Dir: Silvio Soldini | Drama 119′
It sounds exciting and The Tasters is certainly a beautifully filmed but curiously un-involving drama that follows seven German women tasked with trying out Hitler’s food, based on Italian author Rosella Postorino’s bestselling novel At the Wolf’s Table inspired by the true story of Margot Wölk.
Here she’s called Rosa Sauer (and is played by Elisa Schlott) and has left Berlin to escape the bombs of World War II, when she finds herself selected to become one of Hitler’s food tasters—joining the other women whose sole job it is to sample every dish prepared for the Führer and ensure it hasn’t been poisoned.
As the war rages on, Rosa finds herself torn between divided loyalties, the chilly tone warming up when she finds herself strangely drawn to the handsome SS officer Lieutenant Ziegler (Max Riemelt), probably because her husband is now missing in Russia, presumed dead, giving the film a few torrid moments. One of the girls, the sharp-tongued Elfriede (Alma Hasun) has a secret that could mean death for them both. That’s if the food doesn’t kill them beforehand.

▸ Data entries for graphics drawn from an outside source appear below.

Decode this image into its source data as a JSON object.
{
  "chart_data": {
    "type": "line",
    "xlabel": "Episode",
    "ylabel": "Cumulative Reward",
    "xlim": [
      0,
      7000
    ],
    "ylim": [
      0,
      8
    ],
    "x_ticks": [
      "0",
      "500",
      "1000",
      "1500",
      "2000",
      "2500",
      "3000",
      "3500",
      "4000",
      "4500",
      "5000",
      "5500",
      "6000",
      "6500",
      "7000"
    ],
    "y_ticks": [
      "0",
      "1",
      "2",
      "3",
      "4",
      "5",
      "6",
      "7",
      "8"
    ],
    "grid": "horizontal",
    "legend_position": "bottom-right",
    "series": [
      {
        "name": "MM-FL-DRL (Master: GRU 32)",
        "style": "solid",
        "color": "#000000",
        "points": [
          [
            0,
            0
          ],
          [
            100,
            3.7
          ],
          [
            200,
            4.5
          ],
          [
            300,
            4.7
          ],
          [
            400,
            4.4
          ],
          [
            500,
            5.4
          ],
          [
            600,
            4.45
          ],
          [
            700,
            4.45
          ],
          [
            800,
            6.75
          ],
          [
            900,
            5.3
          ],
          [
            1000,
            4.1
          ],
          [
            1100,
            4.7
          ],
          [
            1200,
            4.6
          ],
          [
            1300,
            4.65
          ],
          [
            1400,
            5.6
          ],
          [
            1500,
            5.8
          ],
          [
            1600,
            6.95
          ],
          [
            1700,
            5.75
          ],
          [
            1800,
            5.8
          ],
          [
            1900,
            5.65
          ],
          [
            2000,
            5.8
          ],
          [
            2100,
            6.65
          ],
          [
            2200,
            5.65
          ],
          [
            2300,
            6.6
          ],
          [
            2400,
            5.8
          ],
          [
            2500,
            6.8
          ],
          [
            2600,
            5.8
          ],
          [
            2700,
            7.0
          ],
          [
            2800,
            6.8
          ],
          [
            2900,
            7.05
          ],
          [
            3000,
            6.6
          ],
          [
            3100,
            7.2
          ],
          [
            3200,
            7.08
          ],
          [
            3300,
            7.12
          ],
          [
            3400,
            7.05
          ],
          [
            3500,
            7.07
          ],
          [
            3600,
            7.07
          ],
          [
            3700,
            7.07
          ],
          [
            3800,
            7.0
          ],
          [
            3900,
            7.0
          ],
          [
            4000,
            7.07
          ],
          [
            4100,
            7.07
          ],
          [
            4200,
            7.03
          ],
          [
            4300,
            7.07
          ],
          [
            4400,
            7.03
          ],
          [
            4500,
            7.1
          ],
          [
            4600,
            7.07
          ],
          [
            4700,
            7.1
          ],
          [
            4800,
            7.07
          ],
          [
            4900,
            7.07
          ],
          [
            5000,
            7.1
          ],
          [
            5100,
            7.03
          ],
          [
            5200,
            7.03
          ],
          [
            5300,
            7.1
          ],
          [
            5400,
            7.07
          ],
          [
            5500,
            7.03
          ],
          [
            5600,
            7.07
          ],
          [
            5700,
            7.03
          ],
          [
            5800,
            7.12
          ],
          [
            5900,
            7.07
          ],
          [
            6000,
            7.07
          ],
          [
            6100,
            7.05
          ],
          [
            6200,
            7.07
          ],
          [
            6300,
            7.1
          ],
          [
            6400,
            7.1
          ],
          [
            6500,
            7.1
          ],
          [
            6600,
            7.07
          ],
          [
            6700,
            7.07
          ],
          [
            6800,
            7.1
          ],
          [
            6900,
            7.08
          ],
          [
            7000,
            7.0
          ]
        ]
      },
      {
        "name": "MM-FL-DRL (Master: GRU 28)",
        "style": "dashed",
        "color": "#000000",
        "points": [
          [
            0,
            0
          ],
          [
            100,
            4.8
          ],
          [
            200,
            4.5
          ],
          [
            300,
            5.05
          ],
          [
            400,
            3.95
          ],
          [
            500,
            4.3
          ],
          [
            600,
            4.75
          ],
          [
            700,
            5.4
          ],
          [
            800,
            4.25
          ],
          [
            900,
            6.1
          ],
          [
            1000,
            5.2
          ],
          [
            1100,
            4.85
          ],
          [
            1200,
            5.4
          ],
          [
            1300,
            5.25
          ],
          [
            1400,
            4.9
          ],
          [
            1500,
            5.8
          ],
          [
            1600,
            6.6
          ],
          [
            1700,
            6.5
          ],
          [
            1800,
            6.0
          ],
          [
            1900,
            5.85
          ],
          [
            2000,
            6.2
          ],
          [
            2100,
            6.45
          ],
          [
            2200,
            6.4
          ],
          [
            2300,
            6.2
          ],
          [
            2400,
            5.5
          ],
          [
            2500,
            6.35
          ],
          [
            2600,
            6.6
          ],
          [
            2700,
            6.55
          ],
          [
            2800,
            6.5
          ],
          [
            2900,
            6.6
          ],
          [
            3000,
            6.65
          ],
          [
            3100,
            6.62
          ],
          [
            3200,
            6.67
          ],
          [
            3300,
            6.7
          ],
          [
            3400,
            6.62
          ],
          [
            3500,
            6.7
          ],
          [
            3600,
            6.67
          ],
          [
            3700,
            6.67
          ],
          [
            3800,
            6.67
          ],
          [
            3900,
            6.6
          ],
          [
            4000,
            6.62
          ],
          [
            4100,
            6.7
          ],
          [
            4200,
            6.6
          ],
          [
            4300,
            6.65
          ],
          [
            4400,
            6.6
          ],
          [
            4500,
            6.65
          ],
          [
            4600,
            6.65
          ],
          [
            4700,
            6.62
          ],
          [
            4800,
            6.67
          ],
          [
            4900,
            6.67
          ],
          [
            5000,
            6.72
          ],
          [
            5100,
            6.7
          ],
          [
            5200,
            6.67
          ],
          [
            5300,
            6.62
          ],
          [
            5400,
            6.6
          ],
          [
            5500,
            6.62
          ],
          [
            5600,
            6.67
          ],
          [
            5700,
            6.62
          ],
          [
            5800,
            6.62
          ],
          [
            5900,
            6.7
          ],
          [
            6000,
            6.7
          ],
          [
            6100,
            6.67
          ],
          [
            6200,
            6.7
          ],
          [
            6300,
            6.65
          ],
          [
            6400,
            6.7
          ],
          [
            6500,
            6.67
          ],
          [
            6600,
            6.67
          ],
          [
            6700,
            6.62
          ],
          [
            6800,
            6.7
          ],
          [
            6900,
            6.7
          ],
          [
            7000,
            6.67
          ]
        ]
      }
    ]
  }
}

With authentic attention to detail, production values are immaculate, and so are the performances, particularly from Schlott who is a cool but magnetic presence in this story about female solidarity during wartime.
Quite why six writers were involved in the screenplay is uncertain but this is an intelligent film that eventually becomes compulsive in exploring female friendship, resistance, desire, and the emotional cost of complicity while revealing how intimacy and suspicion can coexist in the shadow of authoritarian power.